Centium Software, the publishers of the popular event management platform, EventsAir thought long and hard about helping their clients manage the issues surrounding GDPR and data privacy.
“We knew that the issues surrounding GDPR were complex and intimidating to our clients,” said Alec Sonenthal, Director of Technology for Centium Software. “We have clients in over 50 countries, and many of them were directly affected by these GDPR requirements.”
“We decided to create something really new for the meetings industry – a fully realized set of tools and processes designed to help our clients meet and exceed the many obligations they have under GDPR. We call it the Data Protection Toolkit, and it’s a fully integrated set of tools and processes that our clients can use in meeting their GDPR obligations.”Alec Sonenthal
Mr.
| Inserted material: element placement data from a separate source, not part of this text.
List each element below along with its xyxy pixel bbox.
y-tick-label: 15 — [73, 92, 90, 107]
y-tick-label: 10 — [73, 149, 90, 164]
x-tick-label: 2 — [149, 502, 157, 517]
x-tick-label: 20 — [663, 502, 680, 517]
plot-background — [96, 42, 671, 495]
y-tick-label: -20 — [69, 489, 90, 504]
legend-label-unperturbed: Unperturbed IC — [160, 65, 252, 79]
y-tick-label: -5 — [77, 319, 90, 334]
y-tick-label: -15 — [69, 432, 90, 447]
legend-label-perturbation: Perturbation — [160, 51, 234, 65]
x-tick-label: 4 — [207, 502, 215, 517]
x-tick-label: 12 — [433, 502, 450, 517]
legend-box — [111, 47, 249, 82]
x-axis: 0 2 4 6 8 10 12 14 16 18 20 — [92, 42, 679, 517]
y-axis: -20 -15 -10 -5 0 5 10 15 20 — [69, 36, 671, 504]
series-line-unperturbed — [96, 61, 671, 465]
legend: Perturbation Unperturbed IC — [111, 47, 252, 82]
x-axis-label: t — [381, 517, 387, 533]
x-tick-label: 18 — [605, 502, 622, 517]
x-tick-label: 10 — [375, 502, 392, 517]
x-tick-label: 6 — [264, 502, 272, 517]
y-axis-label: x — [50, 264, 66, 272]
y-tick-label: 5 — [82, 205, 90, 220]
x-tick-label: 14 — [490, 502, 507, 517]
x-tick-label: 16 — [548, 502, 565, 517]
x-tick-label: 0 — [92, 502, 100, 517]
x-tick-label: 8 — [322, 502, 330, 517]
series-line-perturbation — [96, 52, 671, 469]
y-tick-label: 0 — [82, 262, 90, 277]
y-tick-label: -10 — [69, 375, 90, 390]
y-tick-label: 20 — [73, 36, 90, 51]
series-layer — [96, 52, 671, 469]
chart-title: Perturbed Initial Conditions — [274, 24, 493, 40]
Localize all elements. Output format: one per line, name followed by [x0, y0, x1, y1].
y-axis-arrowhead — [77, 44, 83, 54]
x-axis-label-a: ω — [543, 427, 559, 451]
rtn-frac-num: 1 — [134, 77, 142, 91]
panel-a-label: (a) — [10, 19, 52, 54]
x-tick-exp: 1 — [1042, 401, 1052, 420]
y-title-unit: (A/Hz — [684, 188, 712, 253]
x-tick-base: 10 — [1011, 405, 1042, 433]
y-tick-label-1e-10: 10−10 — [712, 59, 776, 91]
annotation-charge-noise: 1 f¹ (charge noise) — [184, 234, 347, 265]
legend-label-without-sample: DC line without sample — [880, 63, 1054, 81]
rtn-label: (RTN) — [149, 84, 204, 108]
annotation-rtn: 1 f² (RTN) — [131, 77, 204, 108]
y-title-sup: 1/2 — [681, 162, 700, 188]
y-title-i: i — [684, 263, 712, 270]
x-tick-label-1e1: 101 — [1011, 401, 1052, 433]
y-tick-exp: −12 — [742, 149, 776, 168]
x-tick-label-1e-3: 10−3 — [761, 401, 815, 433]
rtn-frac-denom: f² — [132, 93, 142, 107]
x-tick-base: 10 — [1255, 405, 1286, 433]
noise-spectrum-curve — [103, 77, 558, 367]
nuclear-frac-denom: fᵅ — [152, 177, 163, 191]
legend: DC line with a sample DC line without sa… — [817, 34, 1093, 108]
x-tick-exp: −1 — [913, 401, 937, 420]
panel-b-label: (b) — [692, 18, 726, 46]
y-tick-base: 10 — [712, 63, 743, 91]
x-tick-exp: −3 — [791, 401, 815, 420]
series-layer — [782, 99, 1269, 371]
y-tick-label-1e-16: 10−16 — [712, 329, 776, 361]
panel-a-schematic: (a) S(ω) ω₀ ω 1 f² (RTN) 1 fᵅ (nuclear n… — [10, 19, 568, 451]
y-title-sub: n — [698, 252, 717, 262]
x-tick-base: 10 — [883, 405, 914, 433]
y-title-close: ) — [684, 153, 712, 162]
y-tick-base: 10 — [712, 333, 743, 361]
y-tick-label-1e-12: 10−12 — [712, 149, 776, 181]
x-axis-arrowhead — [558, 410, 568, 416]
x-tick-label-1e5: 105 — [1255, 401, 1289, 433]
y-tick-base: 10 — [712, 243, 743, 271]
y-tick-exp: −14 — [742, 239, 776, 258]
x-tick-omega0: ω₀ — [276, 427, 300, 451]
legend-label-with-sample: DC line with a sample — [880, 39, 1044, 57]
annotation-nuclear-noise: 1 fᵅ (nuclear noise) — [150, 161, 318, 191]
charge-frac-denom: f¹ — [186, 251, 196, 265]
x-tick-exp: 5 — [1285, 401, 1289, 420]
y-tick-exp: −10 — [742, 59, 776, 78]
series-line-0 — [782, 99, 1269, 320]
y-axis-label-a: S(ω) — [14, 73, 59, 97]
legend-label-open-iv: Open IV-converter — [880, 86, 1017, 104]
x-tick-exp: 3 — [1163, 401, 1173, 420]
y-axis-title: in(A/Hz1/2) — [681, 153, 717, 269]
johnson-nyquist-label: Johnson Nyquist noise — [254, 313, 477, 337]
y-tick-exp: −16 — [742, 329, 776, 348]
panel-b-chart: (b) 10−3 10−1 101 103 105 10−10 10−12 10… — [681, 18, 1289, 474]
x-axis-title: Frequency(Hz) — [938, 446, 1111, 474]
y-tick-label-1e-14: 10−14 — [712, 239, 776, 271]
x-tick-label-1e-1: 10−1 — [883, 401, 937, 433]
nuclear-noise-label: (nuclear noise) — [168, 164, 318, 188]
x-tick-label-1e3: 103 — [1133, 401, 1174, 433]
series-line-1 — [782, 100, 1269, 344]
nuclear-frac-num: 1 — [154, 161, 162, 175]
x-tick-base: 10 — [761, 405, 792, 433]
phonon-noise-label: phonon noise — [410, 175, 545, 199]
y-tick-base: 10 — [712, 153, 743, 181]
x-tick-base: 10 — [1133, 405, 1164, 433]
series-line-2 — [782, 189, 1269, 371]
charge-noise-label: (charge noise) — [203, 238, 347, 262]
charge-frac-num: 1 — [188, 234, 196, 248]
Sonenthal noted that the management of third party vendors was an especially challenging situation for meeting planners.
“It’s easy for third party vendors to run reports, receive exports and access details about attendees,” Mr. Sonenthal said. “What we did with the Data Protection Tool was track every time a third-party vendor accessed a report or export, logged that data, and made sure our clients could communicate that information to their attendees whenever requested.”
Mr. Sonenthal went on to explain that third party notifications is a crucial aspect for complying with GDPR.
If any attendee requests that your delete, or ‘forget’ their personal data, you must comply in a reasonable time,” Mr. Sonenthal said. “That obligation also requires you to inform any third party that has access that attendee’s personal data of the request to delete their information.”
According to Mr. Sonenthal, the Data Protection Tool can generate email communications to third party vendors that are written by the meeting planner to reflect their organizations requirements and processes.
One Company’s Solution
EventsAIR by Centium Software has been producing event management software for over 30 years. As technology pioneers for the meetings industry, EventsAir has been fully GDPR compliant since its inception. The platform is built around the Microsoft Azure Cloud and offers a powerful Cloud App structure that includes highly secure and private databases for every client as well as incorporating the highest degree of PCI Security to assure all personal data and credit card details are fully protected.
The team behind EventsAir has recently released the EventsAir Data Protection Toolkit – a fully integrated set of tools and processes designed to help meeting organizers provide superior data protection for their client’s personal data. In addition, the Toolkit provides a series of tools and processes to help EventsAir clients achieve full compliance with GDPR regulations.
Applying the processes and tools to ongoing registration and event management efforts will provide excellent protection of personal data along with the reporting, logging and tracking requirements that are required from many of today’s data privacy regulations.